Talking the safety of self-driving cars with Volvo
Ars Technica 2015-10-15
The fully autonomous car—one that will carry you from point A to B with no human intervention—is coming. We're not quite there yet; the NHTSA has laid out four different levels of autonomous car and even the most advanced adaptive cruise control systems on sale today represent only level 2 autonomy. But the technology for level 4 autonomous vehicles is not far off. Yesterday, Tesla Motors CEO Elon Musk told Ars that he thought Tesla would have the technology solved in about three years. Even the more cautious estimates we've heard from companies developing self-driving cars predict that they'll be safer than human drivers within a decade. In fact, everyone Ars has talked to in the industry agrees on one thing: the technology is going to be ready before we—society—are ready for it.
Before we start buying self-driving cars, people will need to be convinced that they're safe and that they won't be hacked or used to spy on us.

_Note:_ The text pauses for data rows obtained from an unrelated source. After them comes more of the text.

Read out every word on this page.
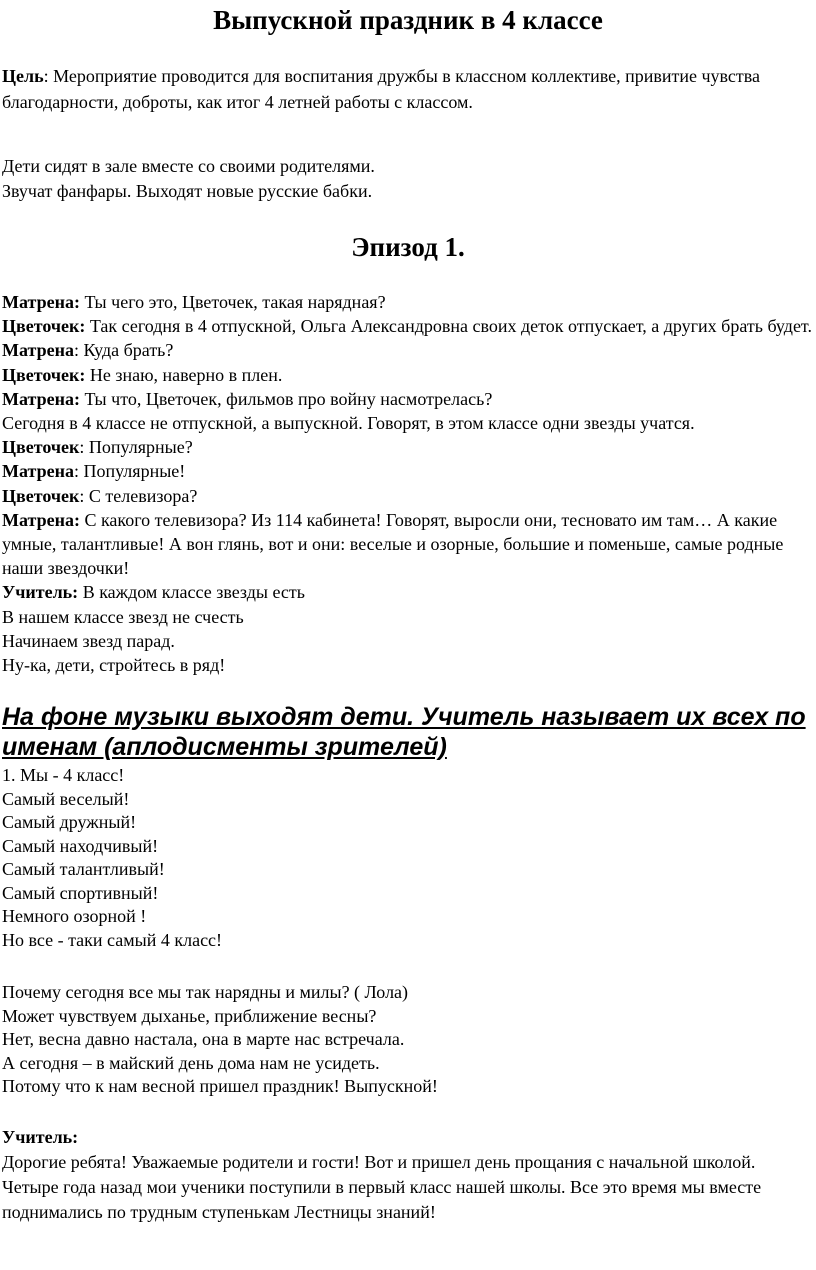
Выпускной праздник в 4 классе
Цель: Мероприятие проводится для воспитания дружбы в классном коллективе, привитие чувства благодарности, доброты, как итог 4 летней работы с классом.
Дети сидят в зале вместе со своими родителями.
Звучат фанфары. Выходят новые русские бабки.
Эпизод 1.
Матрена: Ты чего это, Цветочек, такая нарядная?
Цветочек: Так сегодня в 4 отпускной, Ольга Александровна своих деток отпускает, а других брать будет.
Матрена: Куда брать?
Цветочек: Не знаю, наверно в плен.
Матрена: Ты что, Цветочек, фильмов про войну насмотрелась?
Сегодня в 4 классе не отпускной, а выпускной. Говорят, в этом классе одни звезды учатся.
Цветочек: Популярные?
Матрена: Популярные!
Цветочек: С телевизора?
Матрена: С какого телевизора? Из 114 кабинета! Говорят, выросли они, тесновато им там… А какие умные, талантливые! А вон глянь, вот и они: веселые и озорные, большие и поменьше, самые родные наши звездочки!
Учитель: В каждом классе звезды есть
В нашем классе звезд не счесть
Начинаем звезд парад.
Ну-ка, дети, стройтесь в ряд!
На фоне музыки выходят дети. Учитель называет их всех по именам (аплодисменты зрителей)
1. Мы - 4 класс!
Самый веселый!
Самый дружный!
Самый находчивый!
Самый талантливый!
Самый спортивный!
Немного озорной !
Но все - таки самый 4 класс!
Почему сегодня все мы так нарядны и милы? ( Лола)
Может чувствуем дыханье, приближение весны?
Нет, весна давно настала, она в марте нас встречала.
А сегодня – в майский день дома нам не усидеть.
Потому что к нам весной пришел праздник! Выпускной!
Учитель:
Дорогие ребята! Уважаемые родители и гости! Вот и пришел день прощания с начальной школой. Четыре года назад мои ученики поступили в первый класс нашей школы. Все это время мы вместе поднимались по трудным ступенькам Лестницы знаний!
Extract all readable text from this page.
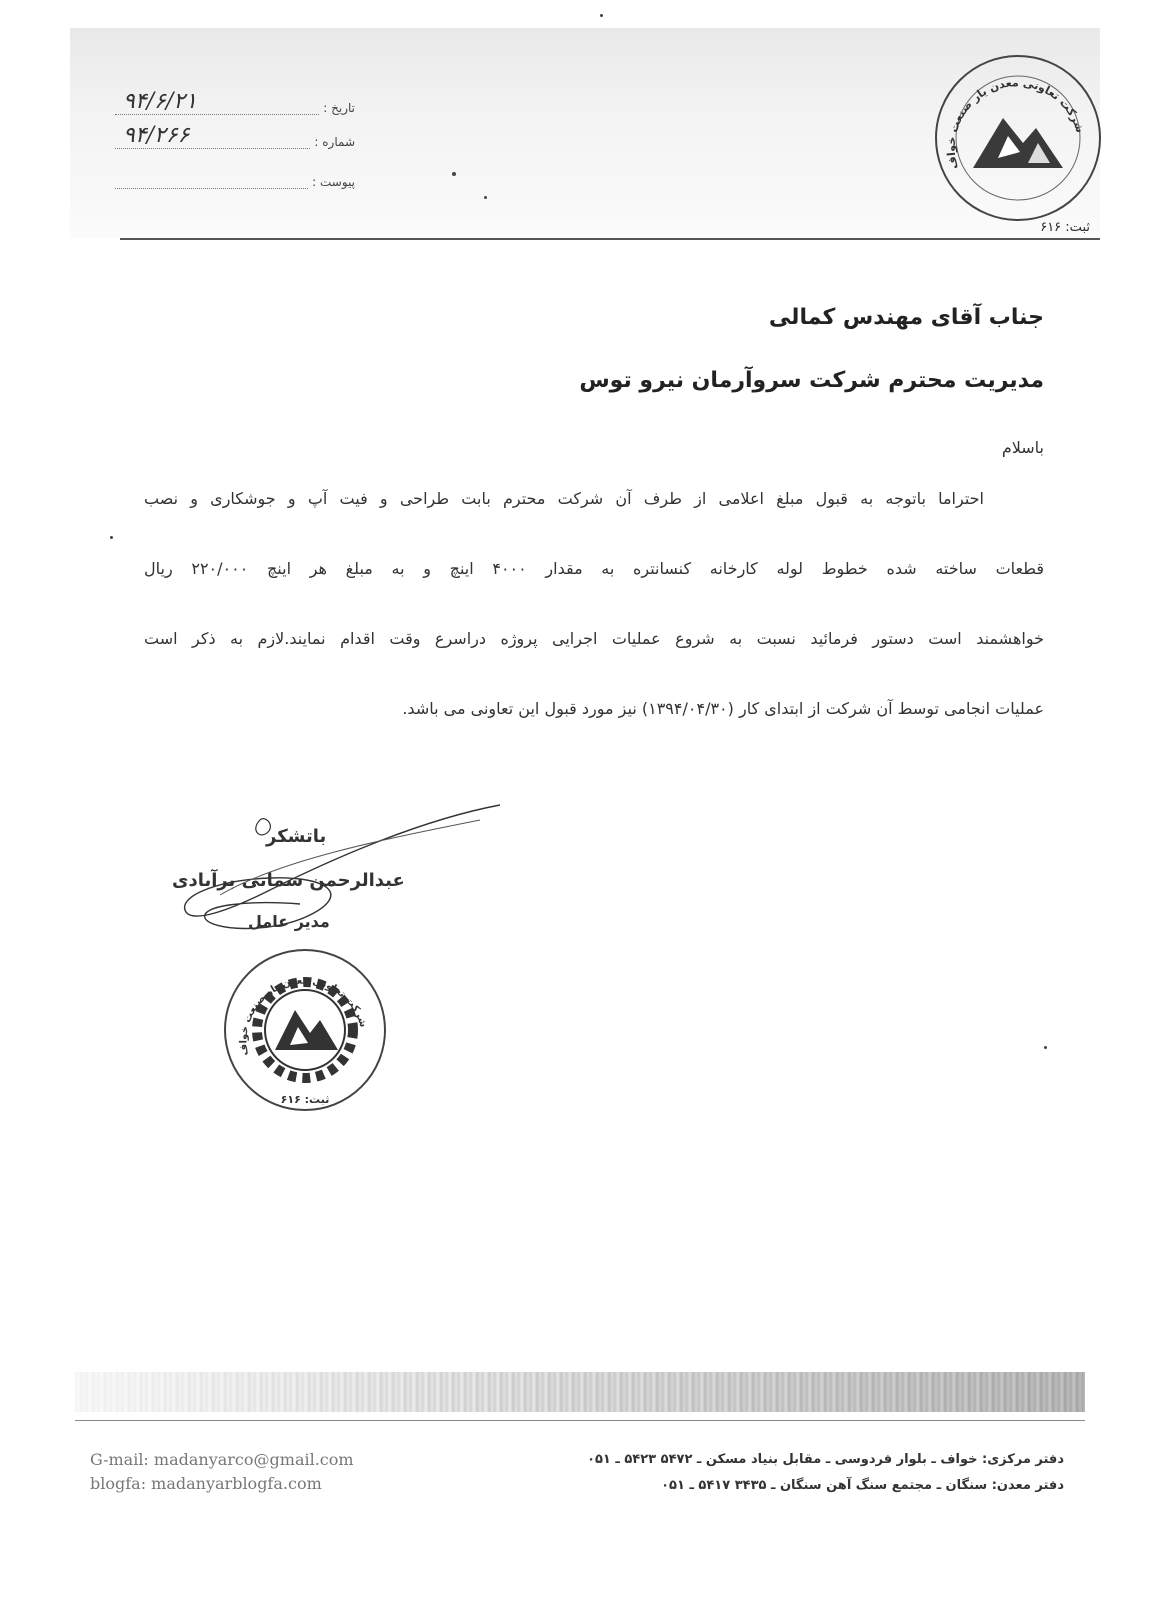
شرکت تعاونی معدن یار صنعت خواف
ثبت: ۶۱۶
تاریخ :
۹۴/۶/۲۱
شماره :
۹۴/۲۶۶
پیوست :
جناب آقای مهندس کمالی
مدیریت محترم شرکت سروآرمان نیرو توس
باسلام
احتراما باتوجه به قبول مبلغ اعلامی از طرف آن شرکت محترم بابت طراحی و فیت آپ و جوشکاری و نصب
قطعات ساخته شده خطوط لوله کارخانه کنسانتره به مقدار ۴۰۰۰ اینچ و به مبلغ هر اینچ ۲۲۰/۰۰۰ ریال
خواهشمند است دستور فرمائید نسبت به شروع عملیات اجرایی پروژه دراسرع وقت اقدام نمایند.لازم به ذکر است
عملیات انجامی توسط آن شرکت از ابتدای کار (۱۳۹۴/۰۴/۳۰) نیز مورد قبول این تعاونی می باشد.
باتشکر
عبدالرحمن سمانی برآبادی
مدیر عامل
شرکت تعاونی معدن یار صنعت خواف
ثبت: ۶۱۶
G-mail: madanyarco@gmail.com
blogfa: madanyarblogfa.com
دفتر مرکزی: خواف ـ بلوار فردوسی ـ مقابل بنیاد مسکن ـ ۵۴۷۲ ۵۴۲۳ ـ ۰۵۱
دفتر معدن: سنگان ـ مجتمع سنگ آهن سنگان ـ ۳۴۳۵ ۵۴۱۷ ـ ۰۵۱
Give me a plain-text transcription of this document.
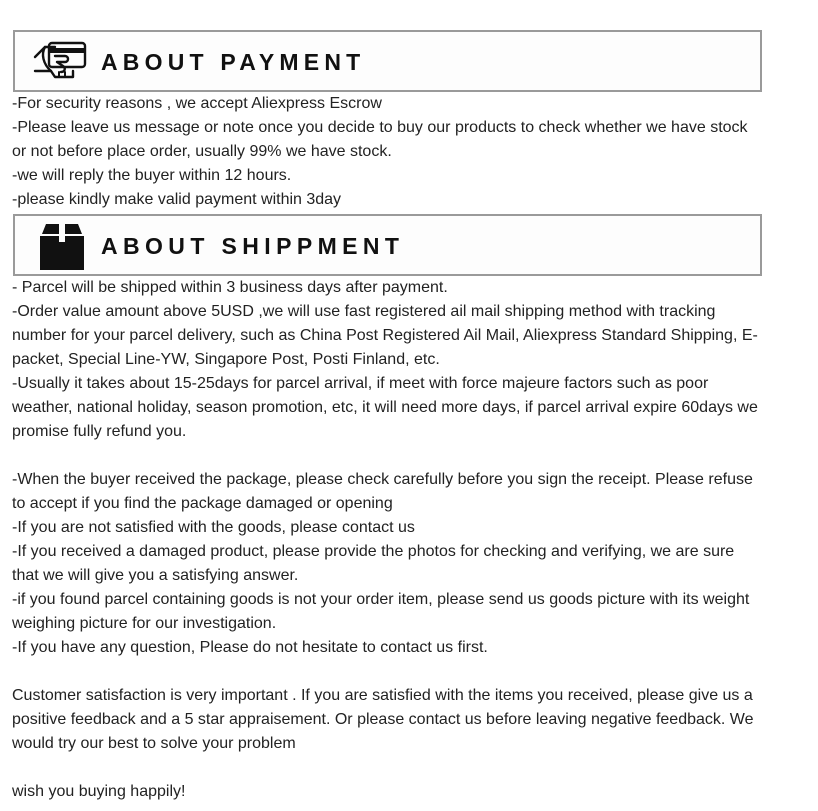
ABOUT PAYMENT

-For security reasons , we accept Aliexpress Escrow

-Please leave us message or note once you decide to buy our products to check whether we have stock

or not before place order, usually 99% we have stock.

-we will reply the buyer within 12 hours.

-please kindly make valid payment within 3day

ABOUT SHIPPMENT

- Parcel will be shipped within 3 business days after payment.

-Order value amount above 5USD ,we will use fast registered ail mail shipping method with tracking

number for your parcel delivery, such as China Post Registered Ail Mail, Aliexpress Standard Shipping, E-

packet, Special Line-YW, Singapore Post, Posti Finland, etc.

-Usually it takes about 15-25days for parcel arrival, if meet with force majeure factors such as poor

weather, national holiday, season promotion, etc, it will need more days, if parcel arrival expire 60days we

promise fully refund you.

-When the buyer received the package, please check carefully before you sign the receipt. Please refuse

to accept if you find the package damaged or opening

-If you are not satisfied with the goods, please contact us

-If you received a damaged product, please provide the photos for checking and verifying, we are sure

that we will give you a satisfying answer.

-if you found parcel containing goods is not your order item, please send us goods picture with its weight

weighing picture for our investigation.

-If you have any question, Please do not hesitate to contact us first.

Customer satisfaction is very important . If you are satisfied with the items you received, please give us a

positive feedback and a 5 star appraisement. Or please contact us before leaving negative feedback. We

would try our best to solve your problem

wish you buying happily!
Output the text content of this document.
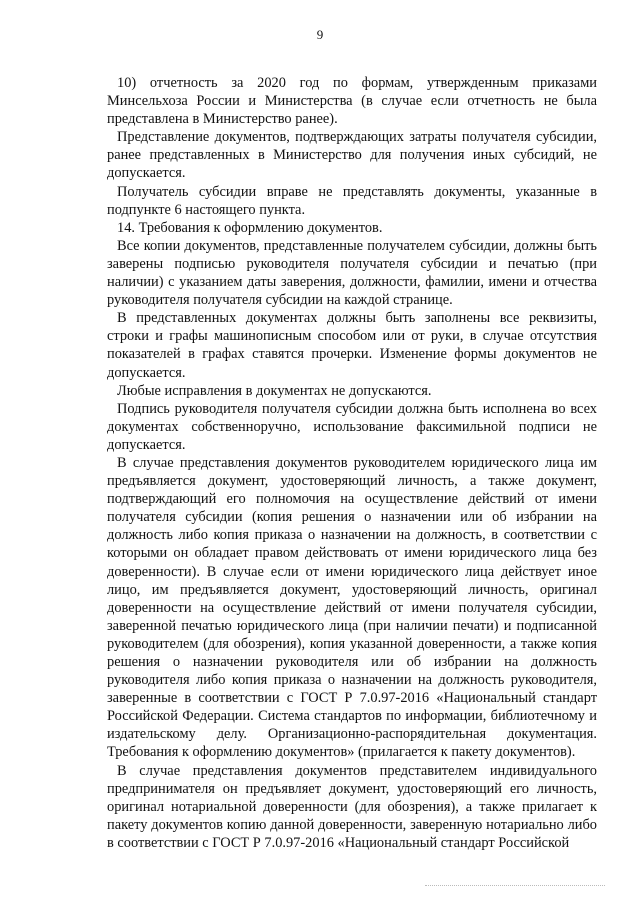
9

10) отчетность за 2020 год по формам, утвержденным приказами Минсельхоза России и Министерства (в случае если отчетность не была представлена в Министерство ранее).

Представление документов, подтверждающих затраты получателя субсидии, ранее представленных в Министерство для получения иных субсидий, не допускается.

Получатель субсидии вправе не представлять документы, указанные в подпункте 6 настоящего пункта.

14. Требования к оформлению документов.

Все копии документов, представленные получателем субсидии, должны быть заверены подписью руководителя получателя субсидии и печатью (при наличии) с указанием даты заверения, должности, фамилии, имени и отчества руководителя получателя субсидии на каждой странице.

В представленных документах должны быть заполнены все реквизиты, строки и графы машинописным способом или от руки, в случае отсутствия показателей в графах ставятся прочерки. Изменение формы документов не допускается.

Любые исправления в документах не допускаются.

Подпись руководителя получателя субсидии должна быть исполнена во всех документах собственноручно, использование факсимильной подписи не допускается.

В случае представления документов руководителем юридического лица им предъявляется документ, удостоверяющий личность, а также документ, подтверждающий его полномочия на осуществление действий от имени получателя субсидии (копия решения о назначении или об избрании на должность либо копия приказа о назначении на должность, в соответствии с которыми он обладает правом действовать от имени юридического лица без доверенности). В случае если от имени юридического лица действует иное лицо, им предъявляется документ, удостоверяющий личность, оригинал доверенности на осуществление действий от имени получателя субсидии, заверенной печатью юридического лица (при наличии печати) и подписанной руководителем (для обозрения), копия указанной доверенности, а также копия решения о назначении руководителя или об избрании на должность руководителя либо копия приказа о назначении на должность руководителя, заверенные в соответствии с ГОСТ Р 7.0.97-2016 «Национальный стандарт Российской Федерации. Система стандартов по информации, библиотечному и издательскому делу. Организационно-распорядительная документация. Требования к оформлению документов» (прилагается к пакету документов).

В случае представления документов представителем индивидуального предпринимателя он предъявляет документ, удостоверяющий его личность, оригинал нотариальной доверенности (для обозрения), а также прилагает к пакету документов копию данной доверенности, заверенную нотариально либо в соответствии с ГОСТ Р 7.0.97-2016 «Национальный стандарт Российской
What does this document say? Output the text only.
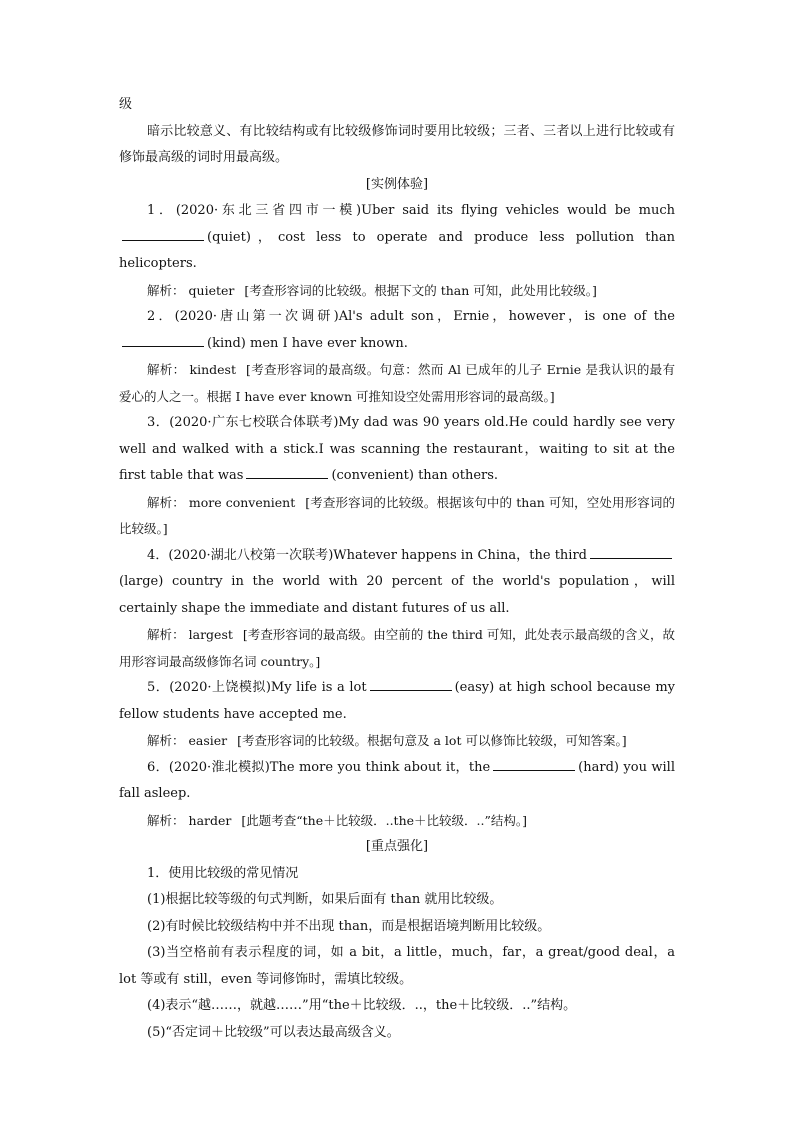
级

暗示比较意义、有比较结构或有比较级修饰词时要用比较级；三者、三者以上进行比较或有修饰最高级的词时用最高级。

[实例体验]

1．(2020·东北三省四市一模)Uber said its flying vehicles would be much(quiet)，cost less to operate and produce less pollution than helicopters.

解析： quieter [考查形容词的比较级。根据下文的 than 可知，此处用比较级。]

2．(2020·唐山第一次调研)Al's adult son，Ernie，however，is one of the(kind) men I have ever known.

解析： kindest [考查形容词的最高级。句意：然而 Al 已成年的儿子 Ernie 是我认识的最有爱心的人之一。根据 I have ever known 可推知设空处需用形容词的最高级。]

3．(2020·广东七校联合体联考)My dad was 90 years old.He could hardly see very well and walked with a stick.I was scanning the restaurant，waiting to sit at the first table that was	(convenient) than others.

解析： more convenient [考查形容词的比较级。根据该句中的 than 可知，空处用形容词的比较级。]

4．(2020·湖北八校第一次联考)Whatever happens in China，the third(large) country in the world with 20 percent of the world's population，will certainly shape the immediate and distant futures of us all.

解析： largest [考查形容词的最高级。由空前的 the third 可知，此处表示最高级的含义，故用形容词最高级修饰名词 country。]

5．(2020·上饶模拟)My life is a lot	(easy) at high school because my fellow students have accepted me.

解析： easier [考查形容词的比较级。根据句意及 a lot 可以修饰比较级，可知答案。]

6．(2020·淮北模拟)The more you think about it，the	(hard) you will fall asleep.

解析： harder [此题考查“the＋比较级．..the＋比较级．..”结构。]

[重点强化]

1．使用比较级的常见情况

(1)根据比较等级的句式判断，如果后面有 than 就用比较级。

(2)有时候比较级结构中并不出现 than，而是根据语境判断用比较级。

(3)当空格前有表示程度的词，如 a bit，a little，much，far，a great/good deal，a lot 等或有 still，even 等词修饰时，需填比较级。

(4)表示“越……，就越……”用“the＋比较级．..，the＋比较级．..”结构。

(5)“否定词＋比较级”可以表达最高级含义。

Regulators will need new ways of satisfying themselves that the machines they're allowing onto the roads are a safety improvement. And we're going to want to know who's liable for any collisions that happen when a car is driving itself. Last week we attended a debate hosted by Volvo and the Swedish Embassy in Washington, DC to delve into just these topics.
Here in the US safety is the main force pushing us towards self-driving cars. Mark Rosekind (NHTSA's Administrator) gave a keynote address, telling the audience that 32,000 deaths a year on the road is unacceptable, particularly when 94 percent of them are attributed to driver error. "If technology will reduce deaths on American roads, [NHTSA's] for it, right now," he said. Rosekind also urged that safety innovations get pushed beyond the option lists of luxury cars and across the entire passenger fleet.